Mapbox-gl-js: Case and diacritic folding for expression operators

Created on 2 Feb 2017 · 17Comments · Source: mapbox/mapbox-gl-js

_From @1ec5 on October 21, 2016 10:26_

As discussed in mapbox/mapbox-gl-native#6781, it can often be necessary for a filter to perform a case-insensitive or diacritic-insensitive comparison. Variations on the existing operators should be added to support these options.

Here’s an example design (but by no means the best):

[
  {
    "operator": "in",
    "case-sensitive": false,
    "diacritic-sensitive": false,
  },
  "key",
  "value 1",
  "value 2"
]

Implementing case-insensitive comparisons should be trivial on all the platforms supported by Mapbox GL. On the other hand, while there are fine options for diacritic folding on the native platforms, JavaScript would have to rely on a library for diacritic-insensitive comparisons.

/cc @incanus @lucaswoj @jfirebaugh

_Copied from original issue: mapbox/mapbox-gl-style-spec#548_

cross-platform feature

Source

lucaswoj

Most helpful comment

TIL what diacritic means

mollymerp on 8 Feb 2017

👍3

All 17 comments

TIL what diacritic means

mollymerp on 8 Feb 2017

👍3

_Everyone's a diacritic._

incanus on 8 Feb 2017

😄1

Over in https://github.com/mapbox/mapbox-gl-js/pull/4715#discussion_r117343669, we’re discussing a potential syntax for equality comparisons in expressions. Although this issue talks about filters, getting case and diacritic folding into expressions would address some of the main use cases for this functionality (for bilingual labeling in particular, but not for highlighting “fuzzy-matched” search results).

https://github.com/mapbox/mapbox-gl-js/pull/4715#discussion_r117343669 asks whether we should incorporate case and diacritic folding into the proposal as some sort of modifier on equality comparisons, or whether we should rely on the style author to run each operand through functions like lowercase or strip-diacritics beforehand.

Is a case- and diacritic-folded equality comparison equivalent to an equality comparison between two normalized strings, or are there aspects to folding that require both original strings as context? To put it another way, are there strings that should be considered equal after case- and diacritic-folding but would differ after each string is run through lowercase and strip-diacritics?

/cc @anandthakker @kkaefer @apendleton @jcsg

1ec5 on 18 May 2017

are there strings that should be considered equal after case- and diacritic-folding but would differ after each string is run through lowercase and strip-diacritics?

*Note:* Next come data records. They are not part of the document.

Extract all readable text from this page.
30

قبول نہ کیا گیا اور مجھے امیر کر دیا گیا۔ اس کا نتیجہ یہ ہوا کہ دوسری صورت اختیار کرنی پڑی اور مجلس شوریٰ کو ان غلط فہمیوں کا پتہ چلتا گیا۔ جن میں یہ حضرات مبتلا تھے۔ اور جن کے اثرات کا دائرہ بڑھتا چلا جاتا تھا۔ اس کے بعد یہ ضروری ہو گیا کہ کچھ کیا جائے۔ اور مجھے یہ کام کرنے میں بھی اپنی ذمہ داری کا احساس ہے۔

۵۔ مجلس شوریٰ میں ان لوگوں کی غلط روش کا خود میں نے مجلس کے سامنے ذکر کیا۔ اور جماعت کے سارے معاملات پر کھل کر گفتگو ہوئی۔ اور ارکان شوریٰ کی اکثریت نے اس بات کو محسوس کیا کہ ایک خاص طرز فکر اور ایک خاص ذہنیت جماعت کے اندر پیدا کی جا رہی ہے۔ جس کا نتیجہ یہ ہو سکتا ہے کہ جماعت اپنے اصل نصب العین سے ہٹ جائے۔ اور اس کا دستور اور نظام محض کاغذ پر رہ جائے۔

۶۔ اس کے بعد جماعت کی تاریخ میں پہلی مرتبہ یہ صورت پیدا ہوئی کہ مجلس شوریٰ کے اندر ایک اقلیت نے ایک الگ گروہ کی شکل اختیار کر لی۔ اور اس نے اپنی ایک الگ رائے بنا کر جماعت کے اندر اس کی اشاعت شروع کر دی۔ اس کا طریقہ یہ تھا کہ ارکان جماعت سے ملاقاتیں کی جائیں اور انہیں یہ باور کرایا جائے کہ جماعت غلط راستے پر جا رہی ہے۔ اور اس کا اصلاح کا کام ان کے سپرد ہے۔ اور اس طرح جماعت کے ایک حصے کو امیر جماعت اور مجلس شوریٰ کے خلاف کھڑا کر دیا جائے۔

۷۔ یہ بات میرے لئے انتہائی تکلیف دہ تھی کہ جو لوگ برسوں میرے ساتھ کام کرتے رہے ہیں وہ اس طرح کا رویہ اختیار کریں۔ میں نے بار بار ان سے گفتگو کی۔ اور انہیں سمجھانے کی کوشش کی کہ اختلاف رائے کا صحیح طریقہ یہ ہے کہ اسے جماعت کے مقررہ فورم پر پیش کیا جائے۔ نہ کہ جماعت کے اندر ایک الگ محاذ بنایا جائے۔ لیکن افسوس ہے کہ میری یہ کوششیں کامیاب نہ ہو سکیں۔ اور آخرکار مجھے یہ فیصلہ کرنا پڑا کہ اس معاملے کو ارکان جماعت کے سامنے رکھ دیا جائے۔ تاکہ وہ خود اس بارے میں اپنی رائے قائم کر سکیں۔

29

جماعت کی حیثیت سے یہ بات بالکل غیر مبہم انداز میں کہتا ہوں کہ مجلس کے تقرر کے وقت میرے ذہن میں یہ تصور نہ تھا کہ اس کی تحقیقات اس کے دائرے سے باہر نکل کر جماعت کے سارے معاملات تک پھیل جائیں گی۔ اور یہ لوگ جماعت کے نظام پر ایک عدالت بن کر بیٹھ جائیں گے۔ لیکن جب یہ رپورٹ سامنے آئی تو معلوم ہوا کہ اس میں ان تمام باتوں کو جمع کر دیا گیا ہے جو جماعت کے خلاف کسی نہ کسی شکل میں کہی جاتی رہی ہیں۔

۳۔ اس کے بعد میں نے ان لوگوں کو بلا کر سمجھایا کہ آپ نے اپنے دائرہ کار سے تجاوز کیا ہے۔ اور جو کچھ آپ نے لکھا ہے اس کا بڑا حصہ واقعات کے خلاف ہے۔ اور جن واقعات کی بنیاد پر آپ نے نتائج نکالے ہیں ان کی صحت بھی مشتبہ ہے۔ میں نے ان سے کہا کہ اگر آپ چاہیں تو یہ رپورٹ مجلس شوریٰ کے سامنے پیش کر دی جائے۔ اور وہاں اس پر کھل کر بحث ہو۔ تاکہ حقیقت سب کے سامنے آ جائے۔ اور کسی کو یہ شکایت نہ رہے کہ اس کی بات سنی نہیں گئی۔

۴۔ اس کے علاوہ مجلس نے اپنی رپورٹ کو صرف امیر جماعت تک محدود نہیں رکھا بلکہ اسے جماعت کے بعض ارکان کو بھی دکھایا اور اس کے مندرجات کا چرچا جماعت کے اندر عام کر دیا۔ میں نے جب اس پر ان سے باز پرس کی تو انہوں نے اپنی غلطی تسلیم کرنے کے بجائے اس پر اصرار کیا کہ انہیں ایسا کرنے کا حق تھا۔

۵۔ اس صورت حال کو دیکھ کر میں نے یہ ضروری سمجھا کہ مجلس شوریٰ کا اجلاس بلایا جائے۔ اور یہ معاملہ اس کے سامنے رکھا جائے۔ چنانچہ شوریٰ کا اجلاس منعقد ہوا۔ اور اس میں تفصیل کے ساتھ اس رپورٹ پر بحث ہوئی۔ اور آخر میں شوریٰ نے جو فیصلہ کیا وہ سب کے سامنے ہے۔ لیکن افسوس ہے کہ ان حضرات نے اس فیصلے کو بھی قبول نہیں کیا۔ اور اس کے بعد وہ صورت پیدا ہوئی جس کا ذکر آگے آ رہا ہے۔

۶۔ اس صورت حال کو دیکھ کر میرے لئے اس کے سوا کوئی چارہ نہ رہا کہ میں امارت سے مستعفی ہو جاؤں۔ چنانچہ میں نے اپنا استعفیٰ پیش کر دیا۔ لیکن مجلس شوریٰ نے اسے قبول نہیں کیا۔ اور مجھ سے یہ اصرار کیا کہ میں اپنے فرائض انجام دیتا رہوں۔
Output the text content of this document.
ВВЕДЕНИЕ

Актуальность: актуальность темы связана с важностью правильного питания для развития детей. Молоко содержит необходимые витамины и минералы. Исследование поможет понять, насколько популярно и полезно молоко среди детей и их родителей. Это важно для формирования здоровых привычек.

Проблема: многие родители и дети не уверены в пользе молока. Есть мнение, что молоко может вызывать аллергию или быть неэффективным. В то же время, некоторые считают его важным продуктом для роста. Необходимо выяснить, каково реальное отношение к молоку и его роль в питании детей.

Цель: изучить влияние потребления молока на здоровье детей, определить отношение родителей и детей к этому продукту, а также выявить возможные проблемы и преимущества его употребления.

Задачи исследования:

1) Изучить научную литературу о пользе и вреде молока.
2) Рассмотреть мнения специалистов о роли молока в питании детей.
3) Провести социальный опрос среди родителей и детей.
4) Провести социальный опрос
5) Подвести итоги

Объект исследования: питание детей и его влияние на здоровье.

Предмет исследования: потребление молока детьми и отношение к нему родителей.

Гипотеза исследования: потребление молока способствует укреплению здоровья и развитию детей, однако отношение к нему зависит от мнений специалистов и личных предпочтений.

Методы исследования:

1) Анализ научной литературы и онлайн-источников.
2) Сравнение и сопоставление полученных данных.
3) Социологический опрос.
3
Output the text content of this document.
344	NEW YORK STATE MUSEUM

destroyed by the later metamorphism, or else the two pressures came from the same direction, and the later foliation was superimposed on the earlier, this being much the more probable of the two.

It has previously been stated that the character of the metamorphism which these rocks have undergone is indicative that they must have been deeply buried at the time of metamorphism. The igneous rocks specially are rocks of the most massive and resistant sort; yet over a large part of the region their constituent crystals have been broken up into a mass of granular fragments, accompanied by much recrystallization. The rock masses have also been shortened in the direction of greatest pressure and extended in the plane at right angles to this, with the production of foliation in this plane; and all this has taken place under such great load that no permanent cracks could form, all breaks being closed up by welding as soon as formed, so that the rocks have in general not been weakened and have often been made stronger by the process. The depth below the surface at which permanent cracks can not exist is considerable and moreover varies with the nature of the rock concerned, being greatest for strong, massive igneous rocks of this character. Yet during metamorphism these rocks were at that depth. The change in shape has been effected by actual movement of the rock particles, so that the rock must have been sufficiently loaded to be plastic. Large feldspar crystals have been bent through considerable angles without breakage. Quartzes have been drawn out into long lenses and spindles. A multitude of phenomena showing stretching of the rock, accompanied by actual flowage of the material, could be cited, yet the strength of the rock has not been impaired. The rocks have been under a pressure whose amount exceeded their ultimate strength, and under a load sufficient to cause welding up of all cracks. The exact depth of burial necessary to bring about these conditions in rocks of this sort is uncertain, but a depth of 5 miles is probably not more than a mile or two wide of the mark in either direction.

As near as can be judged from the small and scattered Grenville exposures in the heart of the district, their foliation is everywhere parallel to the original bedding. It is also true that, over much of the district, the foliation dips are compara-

In the absence of a fix for mapbox/mapbox-gl-js#3999, there are some problem areas caused by a lack of locale information. Should strip-diacritics add a tittle to ı (found in Turkish) in order for strip-diacritics("Kırşehir") == "Kirsehir"? Should lowercase("GROSSER STERN") == "sroßer stern"? The equality operator itself could be tolerant of differences in case or diacritics in these cases.

1ec5 on 18 May 2017

There is a human- and machine-readable file published by Unicode here that details all the special casing operations that we could catch. They explicitly use two-letter language codes for some of these rules, so locale specific information that uses those codes could transparently connect to the Unicode standard.

The rules listed there cover the cases that you discussed in the previous comment, and list special cases for ligatures (Latin and Armenian), for where there is no uppercase precomposed character (all Greek and Latin), conditional mappings that depend on position within a word (all Greek), and a category of "Language-Sensitive Mappings" which contain rules for characters in Lithuanian, Turkish, and Azeri (Azerbaijani).

The comprehensive list of all other "normal" casing conventions are in:
http://unicode.org/Public/UNIDATA/UnicodeData.txt
with a guide to understanding that file format here:
ftp://ftp.unicode.org/Public/3.0-Update/UnicodeData-3.0.0.html

The standard UnicodeData.txt file also gives information on the character decomposition mapping. I need to do more research on these decomposition mappings, but a good starting point may be to try to associate any Latin-ish precomposed character that we'd want to de-diacritize with only the strict ASCII letters that we find in the character's decomposition mappings. (As far as I could tell, it wasn't clear that unidecode actually used Unicode standards for reference, although it also does de-diacritization.)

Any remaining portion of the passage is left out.